Records management: frequently asked questions
The Freedom of Information Act places obligations on the University to maintain our records in accordance with the provisions of the Code of Practice on Records Management issued by the Lord Chancellor under section 46 of the Act.
- What is a record?
- What is records management?
- What are the retention schedules?
- Should electronic records be treated any differently to paper-based records?
- Can poor records management lead to a breach of the Freedom of Information Act?
- How does records management under the Freedom of Information Act interface with the Data Protection retention and fair processing principles?
What is a record?
Records are the outputs that document each and every business and administrative transaction of the University and details about our students, members of staff and all our external contacts. They are the essential resource for the University's effective continuation. They also form the University's collective memory that must be available beyond the memory or working life of any single member of staff.
What is records management?
Records management is a process for the systematic management of all records and the information or data that they contain. Traditionally these were held on paper, or more recently on microfilm or fiche, but are now held increasingly within electronic systems. The core concept is the life cycle of information, which sees information having a series of phases from creation to final disposition either through a controlled destruction process or being added to the long-term or permanent record (the archive) of the University.
What are the retention schedules?
Retention schedules form a key element of the University's records management policy. They are timetables that set out when individual/groups of records are due for review, transfer to an archives and/or destruction. This will make it easy to establish whether or not a record exists if a request is received. It will also give the public confidence that the University has adequate procedures for identifying records that have been requested.
Should electronic records be treated any differently to paper-based records?
No. The principles underlying records management - creation, retention, identification, and retrieval of records - apply equally to both electronic and paper records.

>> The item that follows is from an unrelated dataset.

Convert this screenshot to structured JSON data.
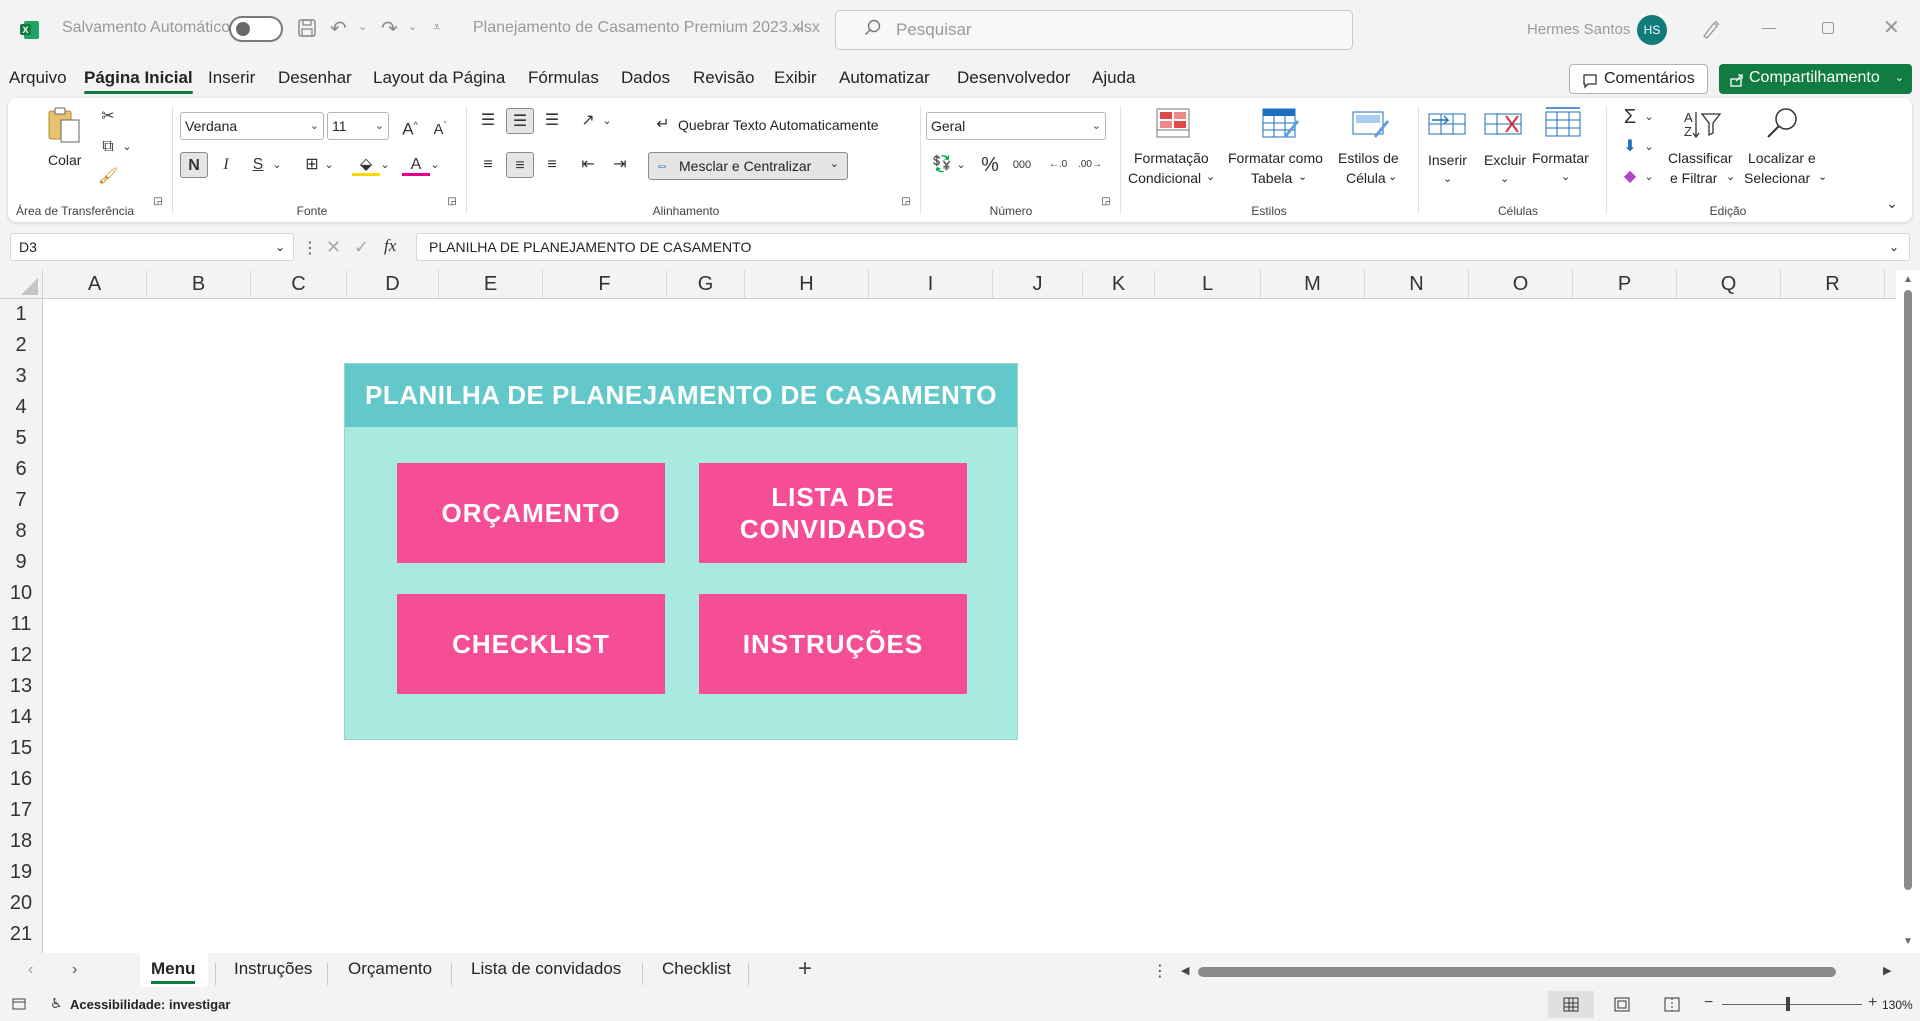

This means that procedures for e-mail and information held on shared and personal hard drives have to be as robust and detailed as those for other records.
Can poor records management lead to a breach of the Freedom of Information Act?
Poor records management is not of itself a breach of the Act. However, the Act sets out strict timetables for compliance with a request, ensures that the costs of retrieving information are reasonable and asserts that all recorded information held, wherever it is located within the University, is potentially disclosable. If poor records management results in any of these requirements not being met, it will constitute a breach of the Act and the Information Commissioner will be able to consider using his enforcement powers.
How does records management under the Freedom of Information Act interface with the Data Protection retention and fair processing principles?
The Data Protection Act relates to personal information, whereas the Freedom of Information Act relates to all other recorded information that the University holds. As long as you have clearly identified the personal information, these data protection principles are not applicable to the other information that you hold. However, good records management is likely to assist in compliance with the data quality principles, including the requirements that personal data is adequate, relevant and not excessive for the purposes for which it is held, that it is accurate and that it is kept for no longer than is necessary for the purpose for which it is held.